I was just looking around the Utah Jazz forum and noticed they had a thread about Utah Jazz slogans and thought that we should make some for the CHICAGO BULLS! Try and be creative as possible and funny too. I can't think of any off the top of my head but I think good topics would be how Krause is gone, how we are bringing in all these old Bulls either on the roster or coaching staff (Pippen, Paxson, Wennington, Armstrong) and the 3 Cs.... Chandler, Curry and Crawford. Those are the best topics I could think of. Anyway have fun with this!  Oh I just thought of one, but it really isn't a slogan just a kind of phrase:


CURRY : CALM
CRAWFORD : COOL
&
CHANDLER : CHAOTIC


----------



## DaBullz (Jul 15, 2002)

Wait till next year!


----------



## BEEWILL (Apr 13, 2003)

> Originally posted by <b>DaBullz</b>!
> Wait till next year!



Who you talking to your avatar?


----------



## BullFan16 (Jun 2, 2003)

the 3 c's (curry chandler crawford). Thiers only 2 c's in success but we thier beyond that!


----------



## thunderspirit (Jun 25, 2002)

> Originally posted by <b>DaBullz</b>!
> Wait till next year!


hey! no fair stealing that from us Cubs fans! :laugh:


----------



## dsakilla (Jun 15, 2003)

How about WE'RE BACK...since it has been awhile since the Bulls have been competitive.


----------



## shazha (Nov 20, 2002)

well during the bulls losing years, they were labelled the "Beatabulls"

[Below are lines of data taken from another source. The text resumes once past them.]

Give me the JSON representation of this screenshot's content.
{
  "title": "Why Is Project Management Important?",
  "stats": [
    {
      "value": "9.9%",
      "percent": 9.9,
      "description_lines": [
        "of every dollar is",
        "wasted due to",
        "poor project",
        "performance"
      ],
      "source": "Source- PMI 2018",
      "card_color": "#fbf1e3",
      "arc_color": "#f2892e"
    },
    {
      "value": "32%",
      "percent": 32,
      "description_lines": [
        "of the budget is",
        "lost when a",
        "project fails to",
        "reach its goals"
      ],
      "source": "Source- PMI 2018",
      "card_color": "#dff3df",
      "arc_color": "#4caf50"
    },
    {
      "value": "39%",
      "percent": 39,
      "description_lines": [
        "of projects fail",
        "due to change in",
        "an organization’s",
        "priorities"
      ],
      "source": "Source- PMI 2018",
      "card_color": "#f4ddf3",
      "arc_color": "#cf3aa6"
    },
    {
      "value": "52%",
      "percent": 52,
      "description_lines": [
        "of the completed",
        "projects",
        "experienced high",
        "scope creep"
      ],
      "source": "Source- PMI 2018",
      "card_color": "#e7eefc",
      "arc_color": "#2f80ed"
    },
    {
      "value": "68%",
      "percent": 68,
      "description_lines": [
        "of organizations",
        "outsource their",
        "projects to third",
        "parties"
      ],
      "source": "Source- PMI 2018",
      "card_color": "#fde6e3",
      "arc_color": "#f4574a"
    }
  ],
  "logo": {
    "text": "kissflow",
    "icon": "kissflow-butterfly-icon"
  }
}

in a few years u guys might call urselves the "unbeatabulls"


----------



## Bullsmaniac (Jun 17, 2002)

Back to the Future!!!


----------



## TwinkieTowers (Jul 16, 2002)

How about "I want it that way."

Keeping up with the Backstreet Boys, with "Larger than life" being last year's slogan.


----------



## BEEWILL (Apr 13, 2003)

Forth to the Past


----------



## TwinkieTowers (Jul 16, 2002)

How about

"[edit] THE PAST"

because that's what we Bulls fans need to do. It's as sad as Bears fans still talking about the 1985 Super Bowl.


----------



## BEEWILL (Apr 13, 2003)

> Originally posted by <b>TwinkieTowers</b>!
> How about
> 
> "[edit] THE PAST"
> ...


I was mocking the back to the future


----------



## RoddneyThaRippa (Jun 28, 2003)

"Time for a Bulls hitting year"


----------



## RoddneyThaRippa (Jun 28, 2003)

Whoa, I left out a space: 

"Time for a Bull****ting year". 

My bad.


----------



## BEEWILL (Apr 13, 2003)

> Originally posted by <b>RoddneyThaRippa</b>!
> Whoa, I left out a space:
> 
> "Time for a Bull****ting year".
> ...


:no:


----------



## DaBullz (Jul 15, 2002)

> Originally posted by <b>thunderspirit</b>!
> 
> hey! no fair stealing that from us Cubs fans! :laugh:


Ok, you're right. No stealing from Cubs fans.

So, here's my 2nd try...

"The season doesn't really start until March, but please buy tickets for the rest of the games anyway"

Peace =)


----------



## Bulls4Life (Nov 13, 2002)

How about,
*"Running through the league like "ex-lax""* 

 

Or


*"Blood On The Horns Part 2"* 

:grinning: 


Or


*"C, C, C You In The Finals!"*


----------



## jollyoscars (Jul 5, 2003)

> Originally posted by <b>Bulls4Life</b>!
> How about,
> *"Running through the league like "ex-lax""*
> 
> ...


those ones are especially sweet, good job everyone so far :grinning:


----------



## InPaxWeTrust (Sep 16, 2002)

For those wrestling fans out there like myself:


Crawford, Curry, and Chandler - 


S - Sure

H - Hall of Famers 

I - In

T - Training


----------



## robg (Jul 19, 2002)

Please Win:stupid:


----------



## jollyoscars (Jul 5, 2003)

> Originally posted by <b>basghetti80</b>!
> For those wrestling fans out there like myself:
> 
> 
> ...


= CLASSIC :grinning:


----------